Chocolate Chip Banana Bread
This recipe is one of my husband’s favorite recipes, which means he basically will only eat this one. So it’s the only one I really make. Note that you can omit the chocolate chips if you don’t want them in your bread, and you can add 1/2 c. walnuts in place of the chocolate chips if you feel so inclined.
First you want to start with really ripe bananas. This is obviously crucial if you’d like to make banana bread. You can also ‘roast’ them, it will make them brown and sweet and ready to put into any baked good.
Really, there’s no wrong way to make this banana bread, it’s pretty simple.

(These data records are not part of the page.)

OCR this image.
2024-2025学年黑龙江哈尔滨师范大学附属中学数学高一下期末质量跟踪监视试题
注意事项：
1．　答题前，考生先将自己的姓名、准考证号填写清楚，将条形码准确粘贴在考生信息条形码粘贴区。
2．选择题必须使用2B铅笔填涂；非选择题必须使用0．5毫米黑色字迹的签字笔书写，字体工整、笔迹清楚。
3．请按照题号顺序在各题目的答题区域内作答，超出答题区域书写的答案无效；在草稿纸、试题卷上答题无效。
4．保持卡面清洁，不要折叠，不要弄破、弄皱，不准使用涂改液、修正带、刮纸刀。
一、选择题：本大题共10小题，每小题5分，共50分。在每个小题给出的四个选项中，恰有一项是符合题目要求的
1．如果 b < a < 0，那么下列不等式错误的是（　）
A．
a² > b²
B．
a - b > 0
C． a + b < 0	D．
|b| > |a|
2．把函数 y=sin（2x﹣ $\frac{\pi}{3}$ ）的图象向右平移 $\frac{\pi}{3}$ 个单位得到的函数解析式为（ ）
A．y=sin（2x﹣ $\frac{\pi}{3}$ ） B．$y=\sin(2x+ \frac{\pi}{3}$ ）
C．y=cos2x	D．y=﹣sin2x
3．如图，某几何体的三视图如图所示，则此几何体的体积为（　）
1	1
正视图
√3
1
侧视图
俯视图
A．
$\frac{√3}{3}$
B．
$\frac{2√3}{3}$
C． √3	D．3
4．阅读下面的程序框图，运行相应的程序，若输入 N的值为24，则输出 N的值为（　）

I like to add a little as I go, sort of in the way that I make cookies.
I start usually with shortening and sugar, then add the banana, eggs, and vanilla.

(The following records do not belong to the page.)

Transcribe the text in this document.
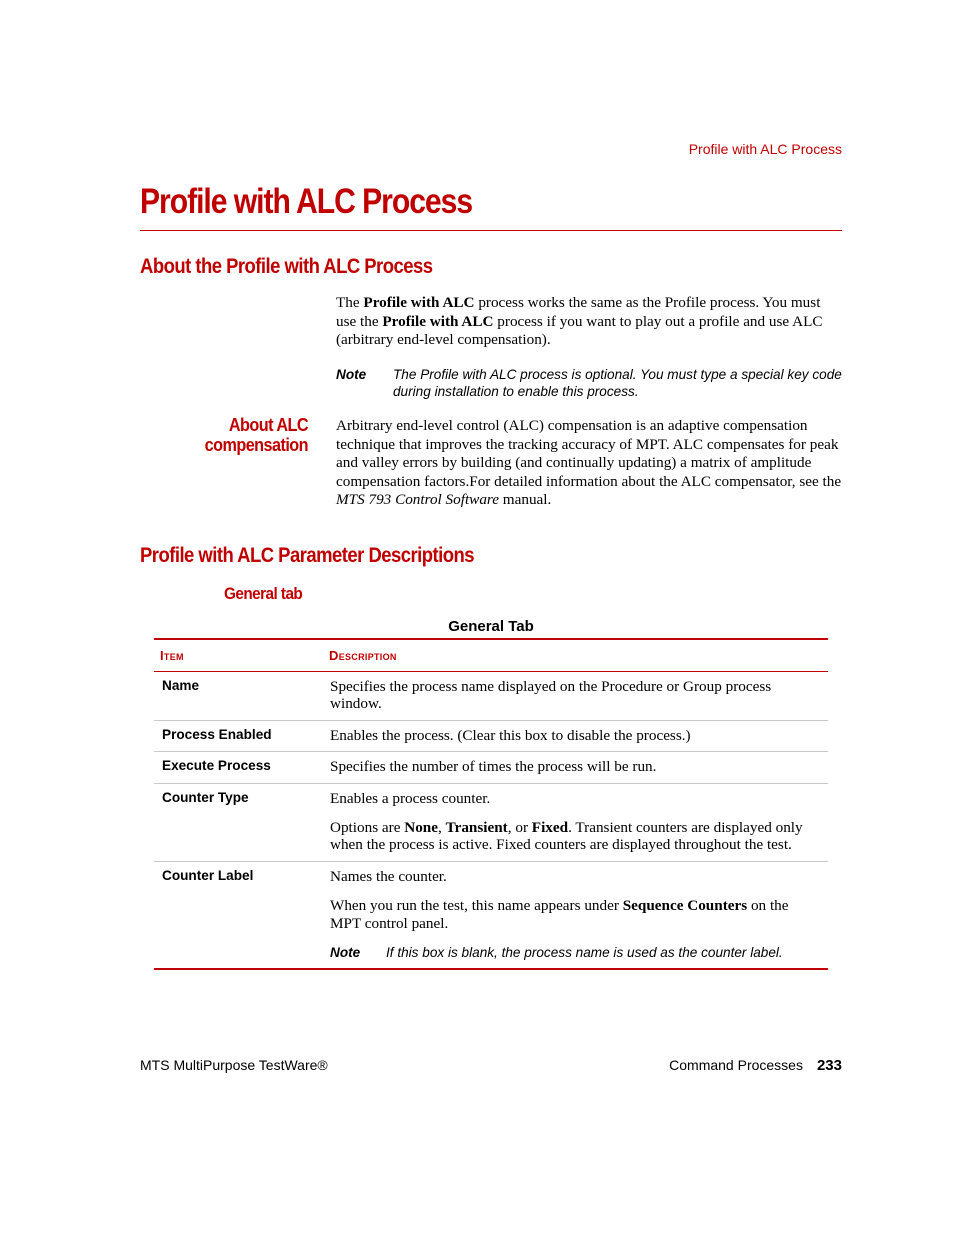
Profile with ALC Process
Profile with ALC Process
About the Profile with ALC Process
The Profile with ALC process works the same as the Profile process. You must use the Profile with ALC process if you want to play out a profile and use ALC (arbitrary end-level compensation).
Note The Profile with ALC process is optional. You must type a special key code during installation to enable this process.
About ALC
compensation
Arbitrary end-level control (ALC) compensation is an adaptive compensation technique that improves the tracking accuracy of MPT. ALC compensates for peak and valley errors by building (and continually updating) a matrix of amplitude compensation factors.For detailed information about the ALC compensator, see the MTS 793 Control Software manual.
Profile with ALC Parameter Descriptions
General tab
General Tab
Item	Description
Name	Specifies the process name displayed on the Procedure or Group process window.
Process Enabled	Enables the process. (Clear this box to disable the process.)
Execute Process	Specifies the number of times the process will be run.
Counter Type	Enables a process counter.

Options are None, Transient, or Fixed. Transient counters are displayed only when the process is active. Fixed counters are displayed throughout the test.

Counter Label	Names the counter.

When you run the test, this name appears under Sequence Counters on the MPT control panel.

Note If this box is blank, the process name is used as the counter label.
MTS MultiPurpose TestWare®	Command Processes 233
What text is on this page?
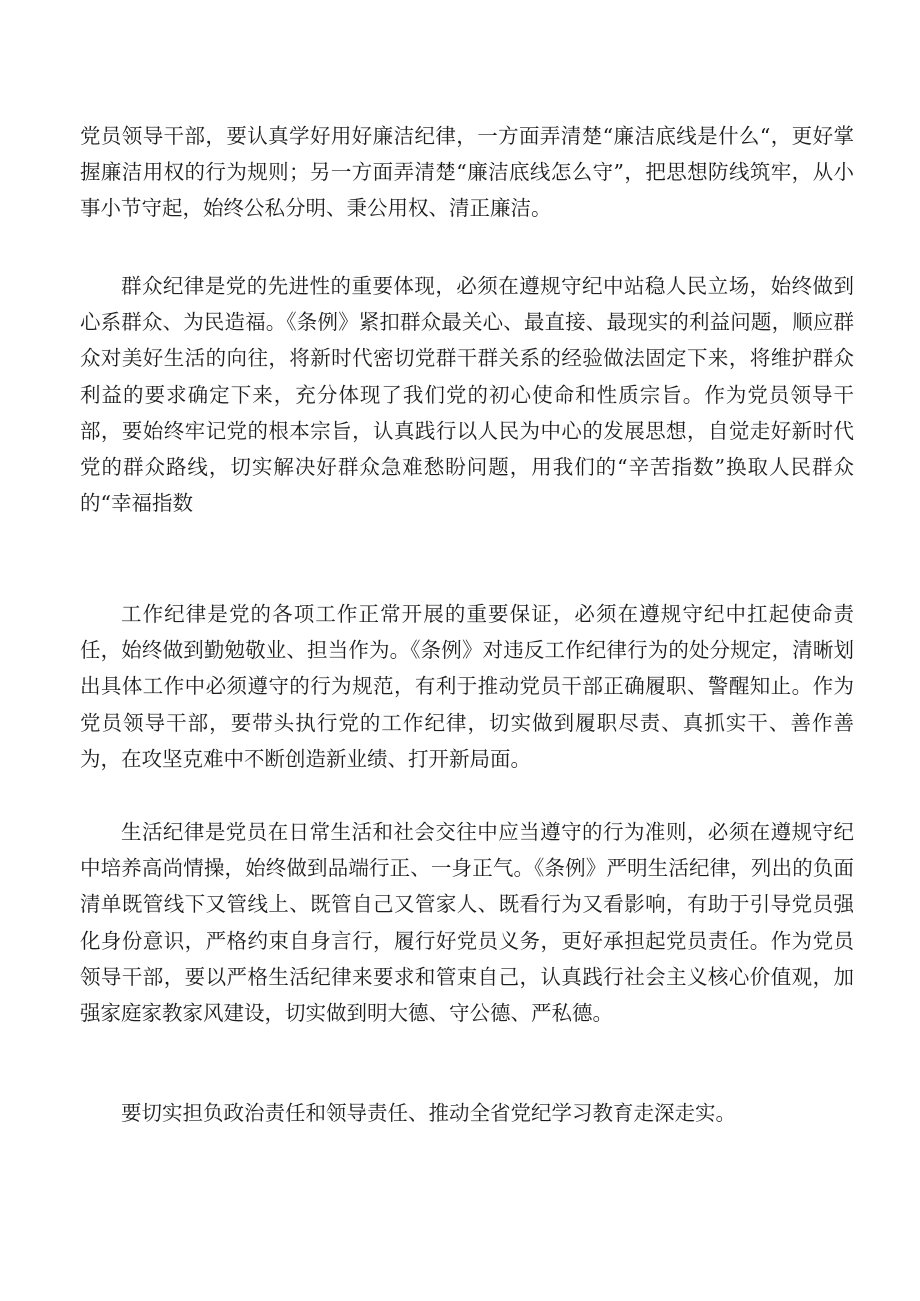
党员领导干部，要认真学好用好廉洁纪律，一方面弄清楚“廉洁底线是什么“，更好掌握廉洁用权的行为规则；另一方面弄清楚“廉洁底线怎么守”，把思想防线筑牢，从小事小节守起，始终公私分明、秉公用权、清正廉洁。

群众纪律是党的先进性的重要体现，必须在遵规守纪中站稳人民立场，始终做到心系群众、为民造福。《条例》紧扣群众最关心、最直接、最现实的利益问题，顺应群众对美好生活的向往，将新时代密切党群干群关系的经验做法固定下来，将维护群众利益的要求确定下来，充分体现了我们党的初心使命和性质宗旨。作为党员领导干部，要始终牢记党的根本宗旨，认真践行以人民为中心的发展思想，自觉走好新时代党的群众路线，切实解决好群众急难愁盼问题，用我们的“辛苦指数”换取人民群众的“幸福指数

工作纪律是党的各项工作正常开展的重要保证，必须在遵规守纪中扛起使命责任，始终做到勤勉敬业、担当作为。《条例》对违反工作纪律行为的处分规定，清晰划出具体工作中必须遵守的行为规范，有利于推动党员干部正确履职、警醒知止。作为党员领导干部，要带头执行党的工作纪律，切实做到履职尽责、真抓实干、善作善为，在攻坚克难中不断创造新业绩、打开新局面。

生活纪律是党员在日常生活和社会交往中应当遵守的行为准则，必须在遵规守纪中培养高尚情操，始终做到品端行正、一身正气。《条例》严明生活纪律，列出的负面清单既管线下又管线上、既管自己又管家人、既看行为又看影响，有助于引导党员强化身份意识，严格约束自身言行，履行好党员义务，更好承担起党员责任。作为党员领导干部，要以严格生活纪律来要求和管束自己，认真践行社会主义核心价值观，加强家庭家教家风建设，切实做到明大德、守公德、严私德。

要切实担负政治责任和领导责任、推动全省党纪学习教育走深走实。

I add the spices and then the flour.
When it’s finished, I add the chocolate chips.
After they’re mixed, you can divvy them between 1-2 loaf pans, or in my case 3 😉
Banana Bread Recipe:
- 1 1/2 c. sugar
- 2 eggs
- 5 Tbs sour milk (I will sub just about any kind of milk if I don’t have this)
- 1 tsp baking powder
- 1 tsp vanilla
- 1 1/2 tsp cinnamon
- 1/2 c shortening
- 1 c mashed bananas (2-3 bananas)
- 1 tsp baking soda
- 2 c. flour
- 1/8 tsp salt
- 1 c. chocolate chips or 1/2 c walnuts (optional)

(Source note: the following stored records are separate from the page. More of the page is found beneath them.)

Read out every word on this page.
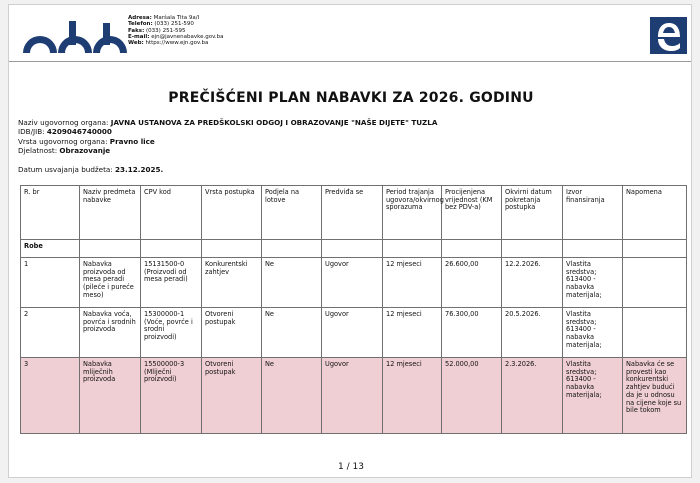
Adresa: Maršala Tita 9a/I
Telefon: (033) 251-590
Faks: (033) 251-595
E-mail: ejn@javnenabavke.gov.ba
Web: https://www.ejn.gov.ba
PREČIŠĆENI PLAN NABAVKI ZA 2026. GODINU
Naziv ugovornog organa: JAVNA USTANOVA ZA PREDŠKOLSKI ODGOJ I OBRAZOVANJE "NAŠE DIJETE" TUZLA
IDB/JIB: 4209046740000
Vrsta ugovornog organa: Pravno lice
Djelatnost: Obrazovanje
Datum usvajanja budžeta: 23.12.2025.
R. br	Naziv predmeta nabavke	CPV kod	Vrsta postupka	Podjela na lotove	Predviđa se	Period trajanja ugovora/okvirnog sporazuma	Procijenjena vrijednost (KM bez PDV-a)	Okvirni datum pokretanja postupka	Izvor finansiranja	Napomena
Robe										
1	Nabavka proizvoda od mesa peradi (pileće i pureće meso)	15131500-0 (Proizvodi od mesa peradi)	Konkurentski zahtjev	Ne	Ugovor	12 mjeseci	26.600,00	12.2.2026.	Vlastita sredstva; 613400 - nabavka materijala;	
2	Nabavka voća, povrća i srodnih proizvoda	15300000-1 (Voće, povrće i srodni proizvodi)	Otvoreni postupak	Ne	Ugovor	12 mjeseci	76.300,00	20.5.2026.	Vlastita sredstva; 613400 - nabavka materijala;	
3	Nabavka mliječnih proizvoda	15500000-3 (Mliječni proizvodi)	Otvoreni postupak	Ne	Ugovor	12 mjeseci	52.000,00	2.3.2026.	Vlastita sredstva; 613400 - nabavka materijala;	Nabavka će se provesti kao konkurentski zahtjev budući da je u odnosu na cijene koje su bile tokom
1 / 13
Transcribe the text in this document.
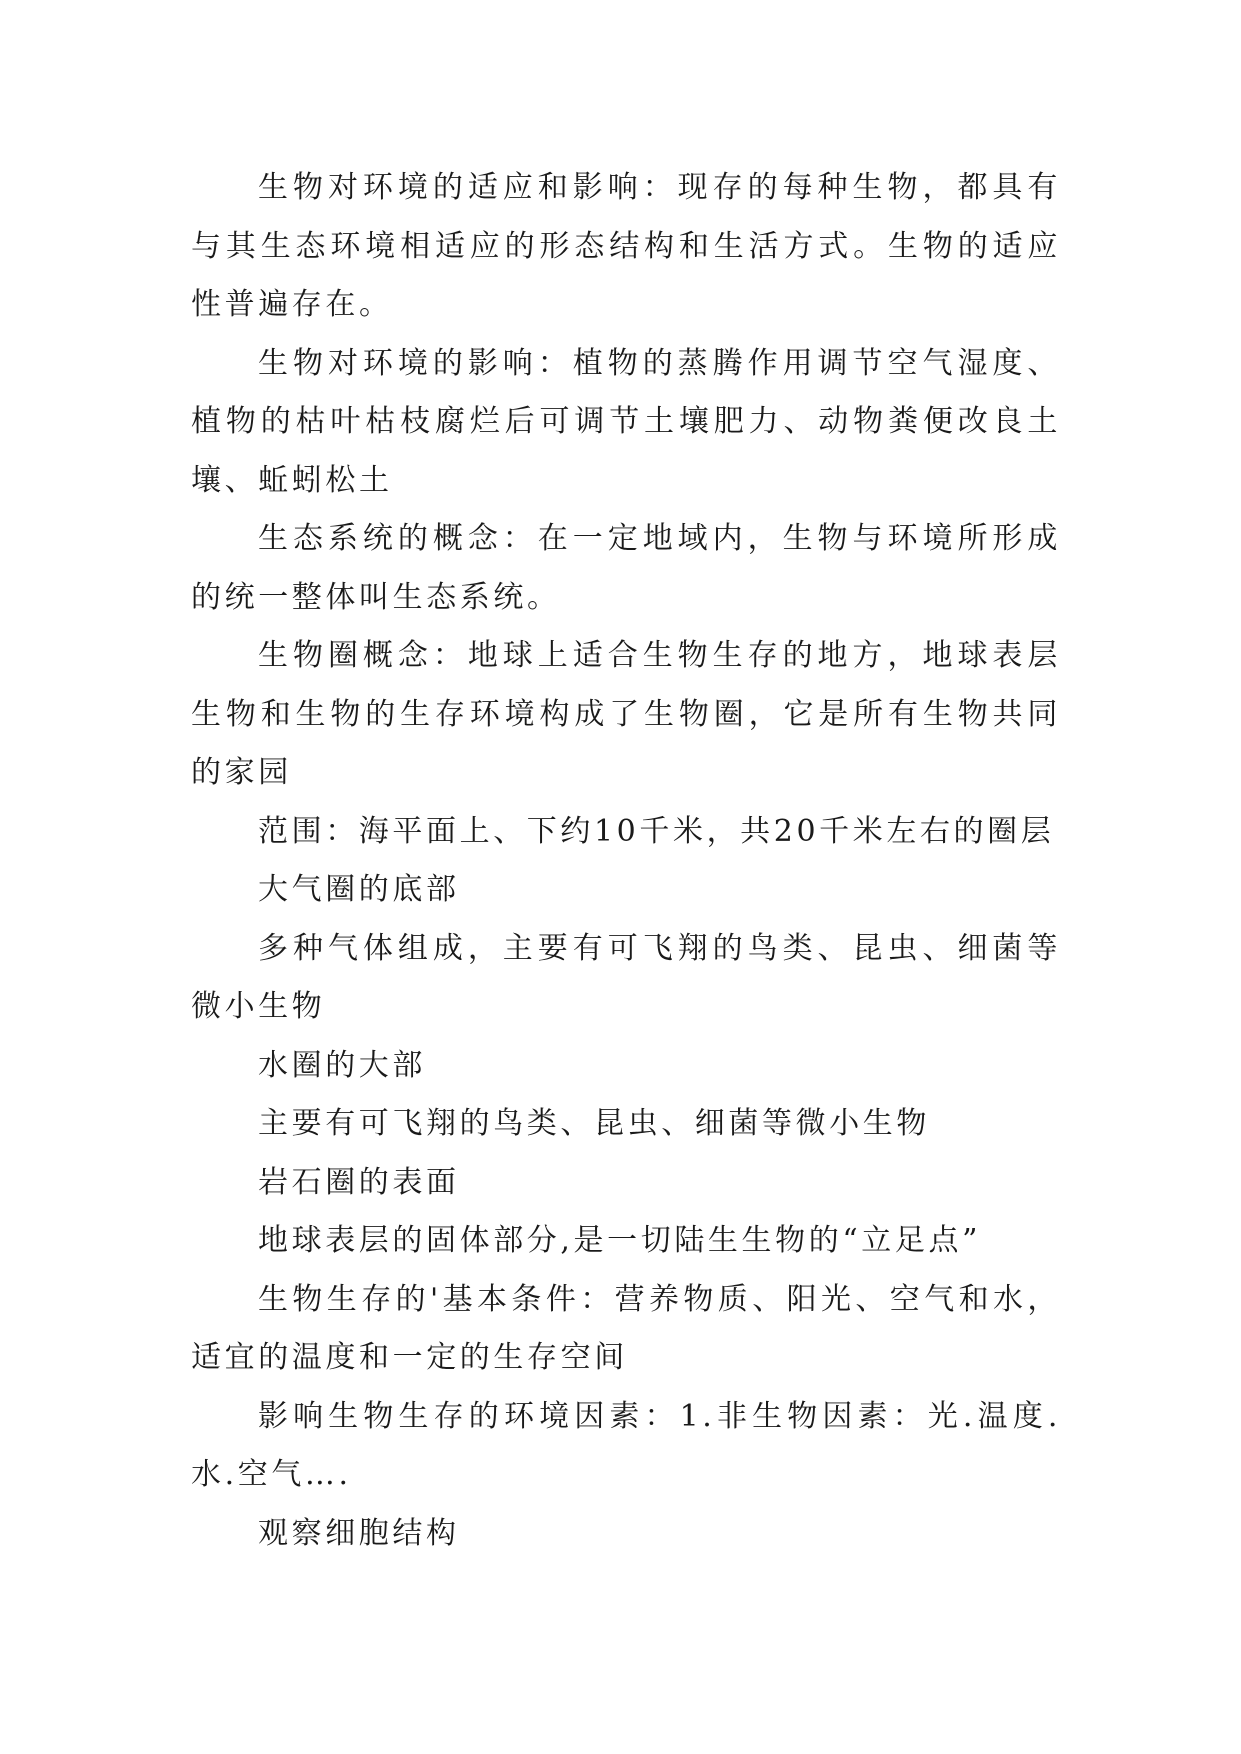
生物对环境的适应和影响：现存的每种生物，都具有与其生态环境相适应的形态结构和生活方式。生物的适应性普遍存在。

生物对环境的影响：植物的蒸腾作用调节空气湿度、植物的枯叶枯枝腐烂后可调节土壤肥力、动物粪便改良土壤、蚯蚓松土

生态系统的概念：在一定地域内，生物与环境所形成的统一整体叫生态系统。

生物圈概念：地球上适合生物生存的地方，地球表层生物和生物的生存环境构成了生物圈，它是所有生物共同的家园

范围：海平面上、下约10千米，共20千米左右的圈层

大气圈的底部

多种气体组成，主要有可飞翔的鸟类、昆虫、细菌等微小生物

水圈的大部

主要有可飞翔的鸟类、昆虫、细菌等微小生物

岩石圈的表面

地球表层的固体部分,是一切陆生生物的“立足点”

生物生存的'基本条件：营养物质、阳光、空气和水，适宜的温度和一定的生存空间

影响生物生存的环境因素：1.非生物因素：光.温度.水.空气….

观察细胞结构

- Mix all ingredients. Pour into greased and floured loaf pans.
- Bake at 325* for 45 minutes or until done.
Please note that usually this takes at least 60 minutes to bake. If the loaf seems a but giggly or transparent in the center, put it in for longer. If it starts to get too dark, cover it with foil. These three loaves that I made took probably closer to 1 hour and 15 minutes to be finished. Use your best judgement–if they sink i the center when cool, they will be doughy in the center.